“Now, as to my father,” Antonia went on. “His case is very simple. He thinks that numbers have colours. When you ask him what colour the number three is, without a moment’s hesitation he says: ‘Why it’s red, of course.’ And ten, he says, is a shade of melancholy blue.”
Domenica thought for a moment. “But blue is often melancholy, isn’t it? Or that’s what I’ve always thought. Does that make me a synaesthetic?”
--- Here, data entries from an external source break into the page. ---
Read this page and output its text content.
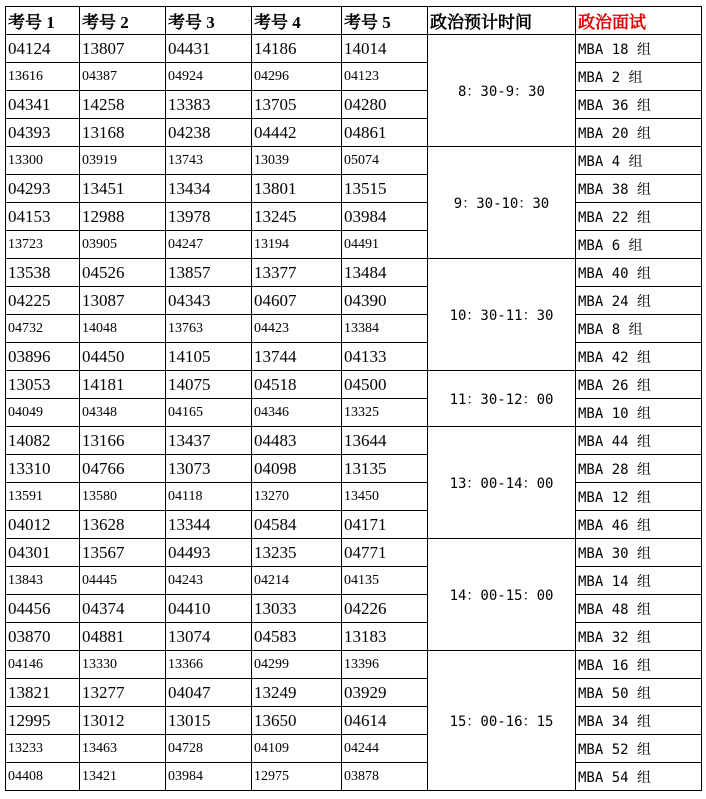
考号 1	考号 2	考号 3	考号 4	考号 5	政治预计时间	政治面试
04124	13807	04431	14186	14014	8：30-9：30	MBA 18 组
13616	04387	04924	04296	04123		MBA 2 组
04341	14258	13383	13705	04280		MBA 36 组
04393	13168	04238	04442	04861		MBA 20 组
13300	03919	13743	13039	05074	9：30-10：30	MBA 4 组
04293	13451	13434	13801	13515		MBA 38 组
04153	12988	13978	13245	03984		MBA 22 组
13723	03905	04247	13194	04491		MBA 6 组
13538	04526	13857	13377	13484	10：30-11：30	MBA 40 组
04225	13087	04343	04607	04390		MBA 24 组
04732	14048	13763	04423	13384		MBA 8 组
03896	04450	14105	13744	04133		MBA 42 组
13053	14181	14075	04518	04500	11：30-12：00	MBA 26 组
04049	04348	04165	04346	13325		MBA 10 组
14082	13166	13437	04483	13644	13：00-14：00	MBA 44 组
13310	04766	13073	04098	13135		MBA 28 组
13591	13580	04118	13270	13450		MBA 12 组
04012	13628	13344	04584	04171		MBA 46 组
04301	13567	04493	13235	04771	14：00-15：00	MBA 30 组
13843	04445	04243	04214	04135		MBA 14 组
04456	04374	04410	13033	04226		MBA 48 组
03870	04881	13074	04583	13183		MBA 32 组
04146	13330	13366	04299	13396	15：00-16：15	MBA 16 组
13821	13277	04047	13249	03929		MBA 50 组
12995	13012	13015	13650	04614		MBA 34 组
13233	13463	04728	04109	04244		MBA 52 组
04408	13421	03984	12975	03878		MBA 54 组
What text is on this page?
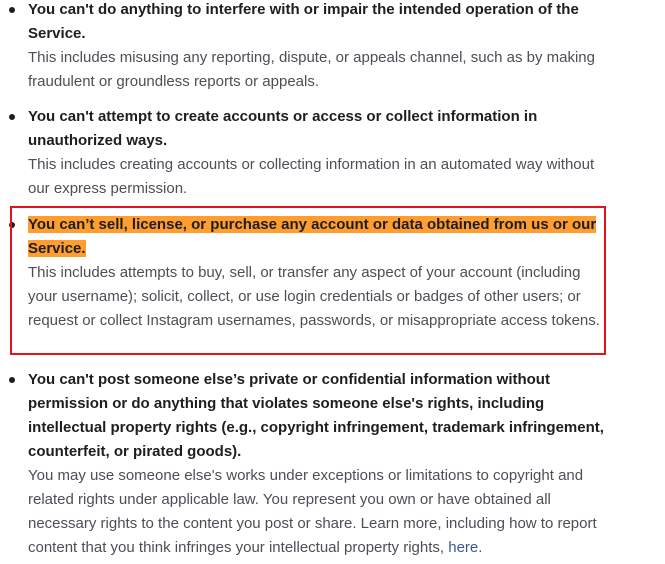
You can't do anything to interfere with or impair the intended operation of the Service.

This includes misusing any reporting, dispute, or appeals channel, such as by making fraudulent or groundless reports or appeals.

You can't attempt to create accounts or access or collect information in unauthorized ways.

This includes creating accounts or collecting information in an automated way without our express permission.

You can’t sell, license, or purchase any account or data obtained from us or our Service.

This includes attempts to buy, sell, or transfer any aspect of your account (including your username); solicit, collect, or use login credentials or badges of other users; or request or collect Instagram usernames, passwords, or misappropriate access tokens.

You can't post someone else’s private or confidential information without permission or do anything that violates someone else's rights, including intellectual property rights (e.g., copyright infringement, trademark infringement, counterfeit, or pirated goods).

You may use someone else's works under exceptions or limitations to copyright and related rights under applicable law. You represent you own or have obtained all necessary rights to the content you post or share. Learn more, including how to report content that you think infringes your intellectual property rights, here.
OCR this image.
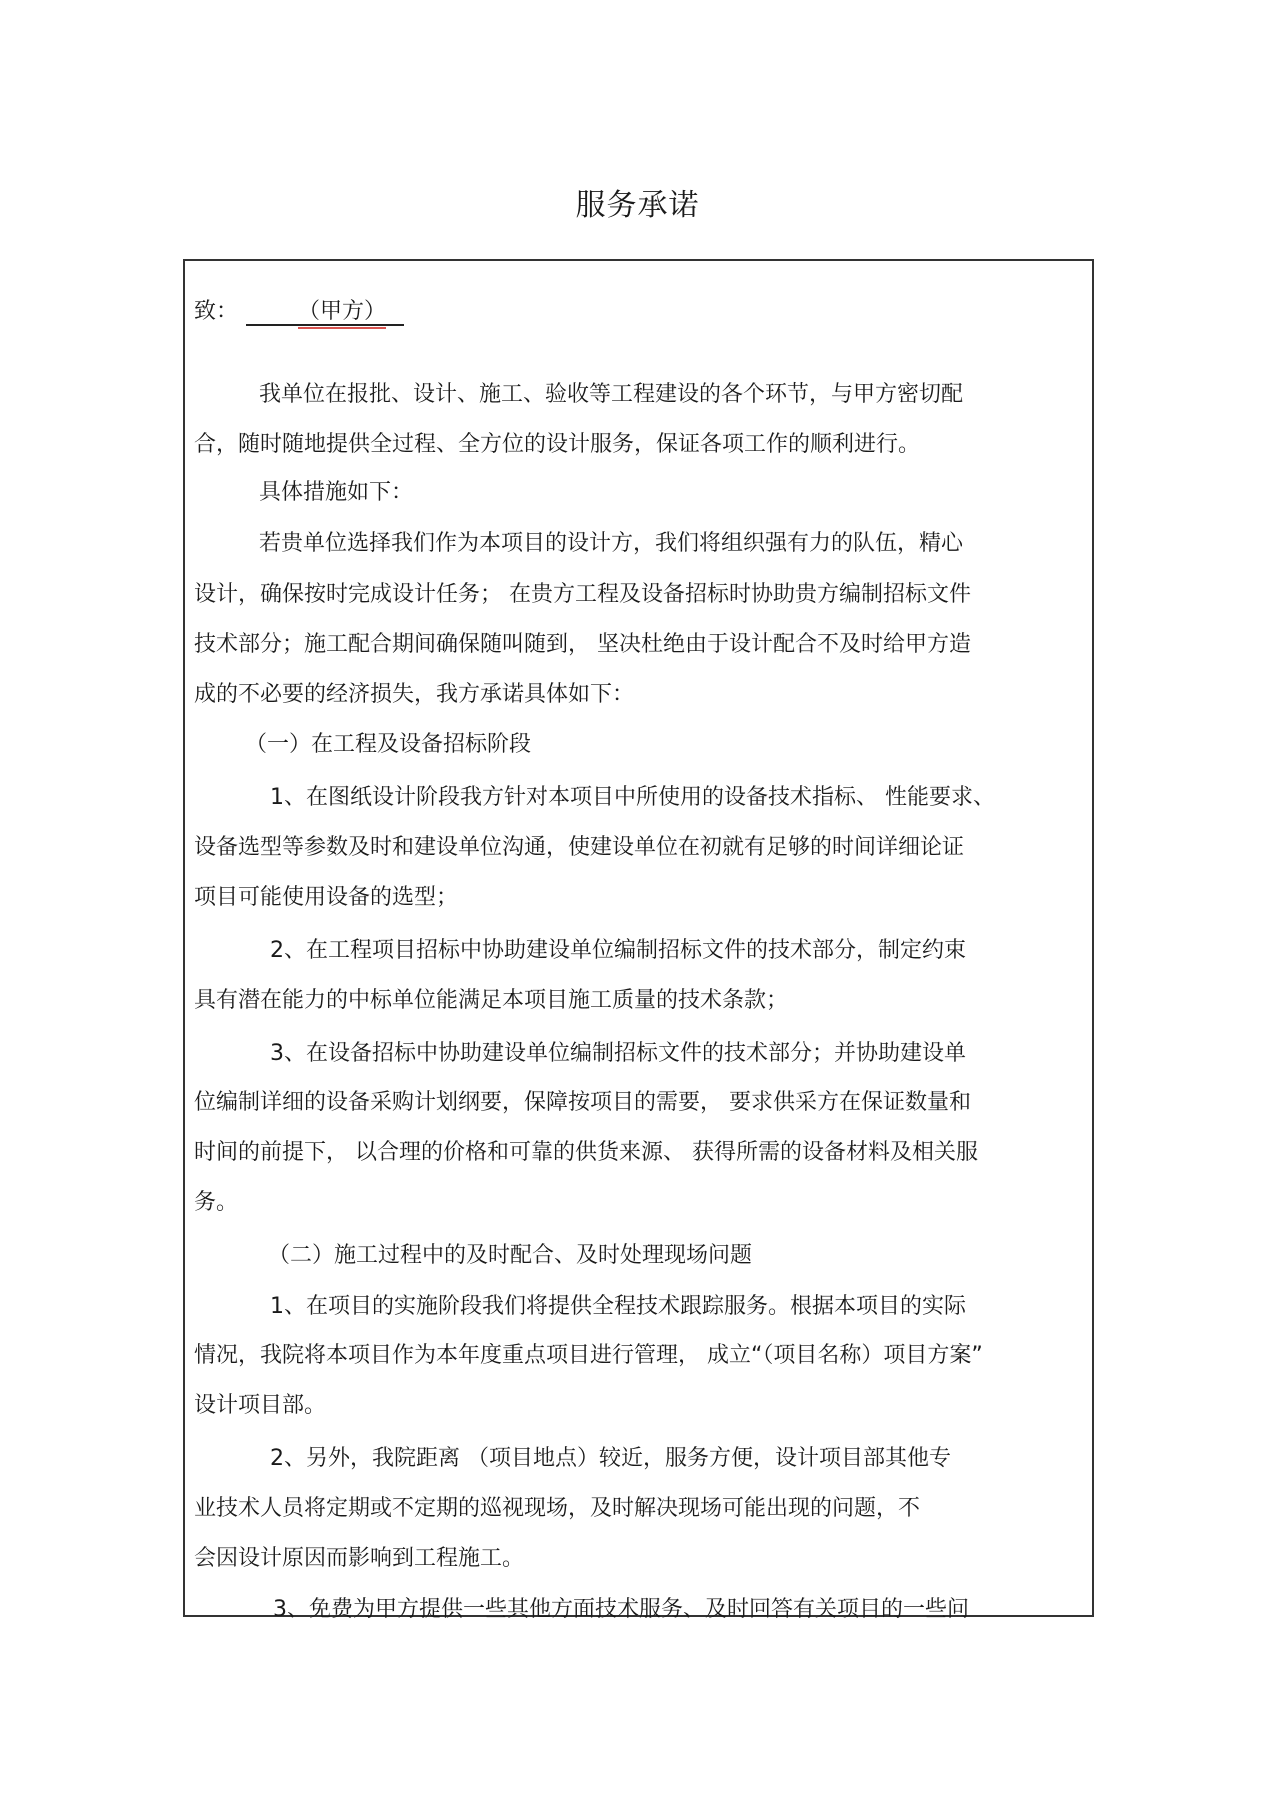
服务承诺
致：	（甲方）
我单位在报批、设计、施工、验收等工程建设的各个环节，与甲方密切配
合，随时随地提供全过程、全方位的设计服务，保证各项工作的顺利进行。
具体措施如下：
若贵单位选择我们作为本项目的设计方，我们将组织强有力的队伍，精心
设计，确保按时完成设计任务； 在贵方工程及设备招标时协助贵方编制招标文件
技术部分；施工配合期间确保随叫随到， 坚决杜绝由于设计配合不及时给甲方造
成的不必要的经济损失，我方承诺具体如下：
（一）在工程及设备招标阶段
1、在图纸设计阶段我方针对本项目中所使用的设备技术指标、 性能要求、
设备选型等参数及时和建设单位沟通，使建设单位在初就有足够的时间详细论证
项目可能使用设备的选型；
2、在工程项目招标中协助建设单位编制招标文件的技术部分，制定约束
具有潜在能力的中标单位能满足本项目施工质量的技术条款；
3、在设备招标中协助建设单位编制招标文件的技术部分；并协助建设单
位编制详细的设备采购计划纲要，保障按项目的需要， 要求供采方在保证数量和
时间的前提下， 以合理的价格和可靠的供货来源、 获得所需的设备材料及相关服
务。
（二）施工过程中的及时配合、及时处理现场问题
1、在项目的实施阶段我们将提供全程技术跟踪服务。根据本项目的实际
情况，我院将本项目作为本年度重点项目进行管理， 成立“（项目名称）项目方案”
设计项目部。
2、另外，我院距离 （项目地点）较近，服务方便，设计项目部其他专
业技术人员将定期或不定期的巡视现场，及时解决现场可能出现的问题，不
会因设计原因而影响到工程施工。
3、免费为甲方提供一些其他方面技术服务、及时回答有关项目的一些问
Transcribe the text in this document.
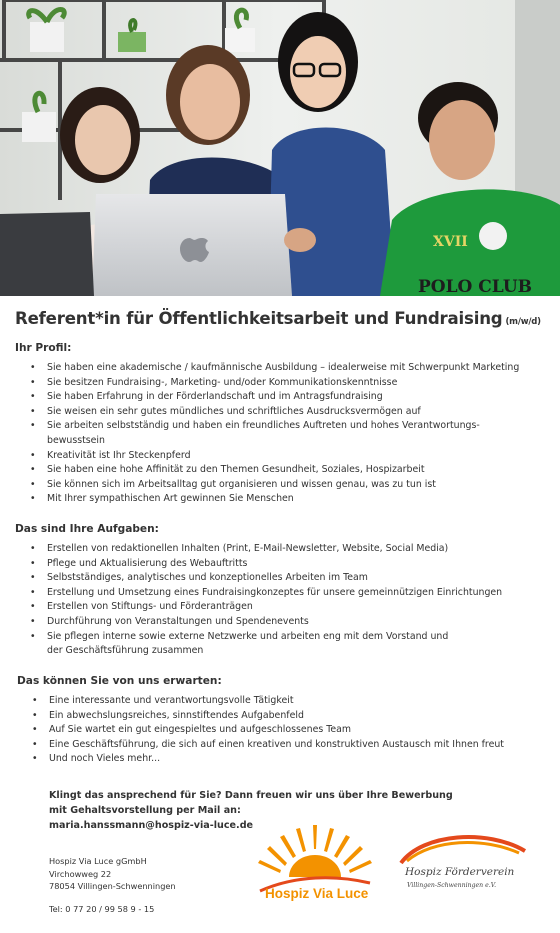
POLO CLUB
XVII
Referent*in für Öffentlichkeitsarbeit und Fundraising (m/w/d)
Ihr Profil:
• Sie haben eine akademische / kaufmännische Ausbildung – idealerweise mit Schwerpunkt Marketing
• Sie besitzen Fundraising-, Marketing- und/oder Kommunikationskenntnisse
• Sie haben Erfahrung in der Förderlandschaft und im Antragsfundraising
• Sie weisen ein sehr gutes mündliches und schriftliches Ausdrucksvermögen auf
• Sie arbeiten selbstständig und haben ein freundliches Auftreten und hohes Verantwortungs-bewusstsein
• Kreativität ist Ihr Steckenpferd
• Sie haben eine hohe Affinität zu den Themen Gesundheit, Soziales, Hospizarbeit
• Sie können sich im Arbeitsalltag gut organisieren und wissen genau, was zu tun ist
• Mit Ihrer sympathischen Art gewinnen Sie Menschen
Das sind Ihre Aufgaben:
• Erstellen von redaktionellen Inhalten (Print, E-Mail-Newsletter, Website, Social Media)
• Pflege und Aktualisierung des Webauftritts
• Selbstständiges, analytisches und konzeptionelles Arbeiten im Team
• Erstellung und Umsetzung eines Fundraisingkonzeptes für unsere gemeinnützigen Einrichtungen
• Erstellen von Stiftungs- und Förderanträgen
• Durchführung von Veranstaltungen und Spendenevents
• Sie pflegen interne sowie externe Netzwerke und arbeiten eng mit dem Vorstand und der Geschäftsführung zusammen
Das können Sie von uns erwarten:
• Eine interessante und verantwortungsvolle Tätigkeit
• Ein abwechslungsreiches, sinnstiftendes Aufgabenfeld
• Auf Sie wartet ein gut eingespieltes und aufgeschlossenes Team
• Eine Geschäftsführung, die sich auf einen kreativen und konstruktiven Austausch mit Ihnen freut
• Und noch Vieles mehr...
Klingt das ansprechend für Sie? Dann freuen wir uns über Ihre Bewerbung
mit Gehaltsvorstellung per Mail an:
maria.hanssmann@hospiz-via-luce.de
Hospiz Via Luce gGmbH
Virchowweg 22
78054 Villingen-Schwenningen
Tel: 0 77 20 / 99 58 9 - 15
Hospiz Via Luce
Hospiz Förderverein
Villingen-Schwenningen e.V.
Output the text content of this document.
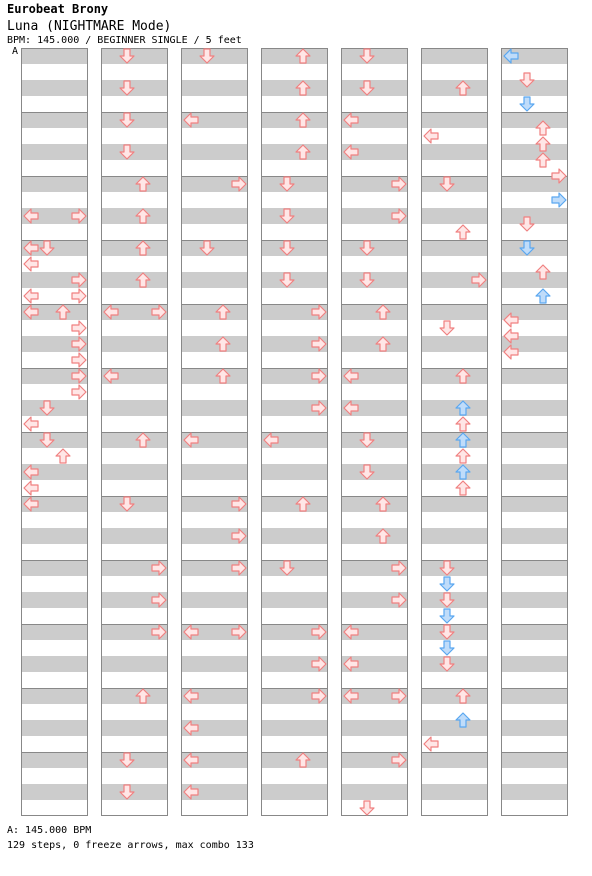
Eurobeat Brony
Luna (NIGHTMARE Mode)
BPM: 145.000 / BEGINNER SINGLE / 5 feet
A
A: 145.000 BPM
129 steps, 0 freeze arrows, max combo 133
Antonia hesitated briefly before replying: “No, I don’t think so. I think that is more a question of conditioning. We’re told that blue is melancholy and so we associate that emotion with it. Just as Christmas is red, and white, being the colour of snow and ice, is cold. In my father’s case, I suspect that when he was learning to read as a boy, he had a book which had the letters and numbers in different colours. The figure three was probably painted in red, and that association was made and stuck.
Our minds are like that, aren’t they? Things stick.
“The association between blue and melancholy,” Antonia continued, “is a cultural one. Somebody, a long time ago, a genuine synaesthetic perhaps, said: ‘I’m feeling blue,’ and the expression caught on.”
“The birth of the blues,” said Domenica.
“Precisely,” agreed Antonia. She took a sip of her coffee. “Of course there are so many associations in our minds that it’s not surprising that some get mixed up – wires get crossed. Whenever I hear certain pieces of music, I think of places, people, times.
That’s only natural.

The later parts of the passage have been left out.